電撃文庫 FIGHTING CLIMAX

対応機種・周辺機器
PS3、PSVita(1〜2人) PS3版はHDDインストール可 オンライン対応
ジャンル
対戦格闘ゲーム
著作・制作
©︎SEGA/エコールソフトウェア/フランスパン ©︎KADOKAWA/アスキー・メディアワークス

基本情報

 電撃文庫20周年記念で、人気小説のキャラクターが一堂に会した対戦格闘ゲーム
 開発は渡辺製作所の流れを汲む同人ゲームサークルのフランスパンで、MELTY BLOODUNDER NIGHT IN-BIRTHの系譜に位置する。
 本作はSEGAが発売・展開を行ったアーケード版の移植に当たる。
 SEGAといえば本作の前に出した2D対戦格闘ゲームが北斗の拳、その前がゴールデンアックス・ザ・デュエルそしてその前がバーニングライバル…不安しかない!!おっとダークエッジも2Dに入れておきます?僕好きなんですよ、不安は特に収まらないんですけど。

 アニメ化された人気キャラが集まっているだけに、キャラクターデザインの魅力が高く、また豪華声優陣の一言でかたづけられない声優の豪華っぷりだ。
 この辺は原作小説やアニメ・漫画を参照すればいいので、詳しくは語らない。
 電撃文庫が頭につくだけあって、イラストはアニメではなく文庫本準拠なのも分かってる感じだ。

 起動直後に動画配信を禁止する注意書きが出るのが時代を感じさせる。
 ちなみに2023年現在では動画配信しても、お咎めはなさそうだ。どっかで解禁する旨のアナウンスがあったのかもしれない。
 その一方で公式の攻略wikiも存在していたりして、Web展開に試行錯誤していることが伺える。

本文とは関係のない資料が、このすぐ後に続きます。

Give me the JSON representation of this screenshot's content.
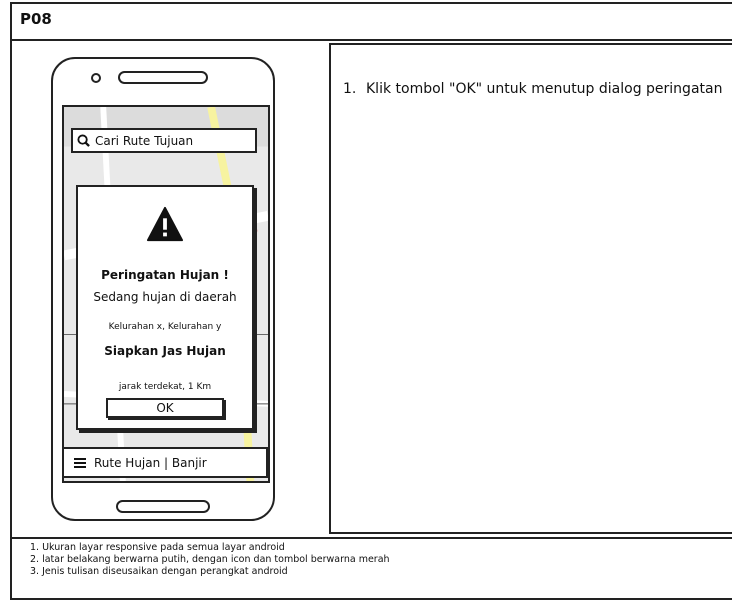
{
  "header": {
    "title": "P08"
  },
  "step": {
    "number": "1.",
    "text": "Klik tombol \"OK\" untuk menutup dialog peringatan"
  },
  "phone": {
    "search": {
      "placeholder": "Cari Rute Tujuan",
      "icon": "search-icon"
    },
    "dialog": {
      "icon": "warning-icon",
      "title": "Peringatan Hujan !",
      "line1": "Sedang hujan di daerah",
      "line2": "Kelurahan x, Kelurahan y",
      "line3": "Siapkan Jas Hujan",
      "line4": "jarak terdekat, 1 Km",
      "ok_label": "OK"
    },
    "bottom_bar": {
      "icon": "menu-icon",
      "label": "Rute Hujan | Banjir"
    }
  },
  "notes": [
    "1. Ukuran layar responsive pada semua layar android",
    "2. latar belakang berwarna putih, dengan icon dan tombol berwarna merah",
    "3. Jenis tulisan diseusaikan dengan perangkat android"
  ]
}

 本作はアーケードの移植作としてPS3とPSVitaが同時発売されているが、本記事ではPS3版についてのみ語るので、セーブデータが共有できる機能とかは試してない。
 なお、対戦プレイはオンラインも含めやっていないので、割としっかりしてるオンライン用のプロフィールカスタマイズと、かなり雑らしい対戦サーバの作りについては割愛。
 腕前的には大威力コンボどころか必殺技も確実に出せない感じなので、主にキャラゲーとしての側面から語る。

参加作品

 サポートキャラも含めると膨大になるので、プレイアブルキャラだけ紹介する。
 割と電撃文庫だと思ってたら角川スニーカー文庫や富士見ファンタジア文庫の作品だったということも多いので「なんでアレがないの?」と思ったらレーベルを確認していただきたい。
 サポートキャラは「ボタン一発で呼びだせるキャラ付きの技」という感じのもので、本作ではレバー方向で2パターンの技を選択できる。
 SNKTHE KING OF FIGHTERS '99のストライカー(援護攻撃の発展系)あたりから対戦格闘ゲームで多く取り入れられた「とにかくキャラをたくさん出したい時に便利」なシステムで、プレイアブルキャラに比べれば格段に少ない画像数で1キャラ参戦を実現できるため、本作のようなクロスオーバー型の作品によく合う。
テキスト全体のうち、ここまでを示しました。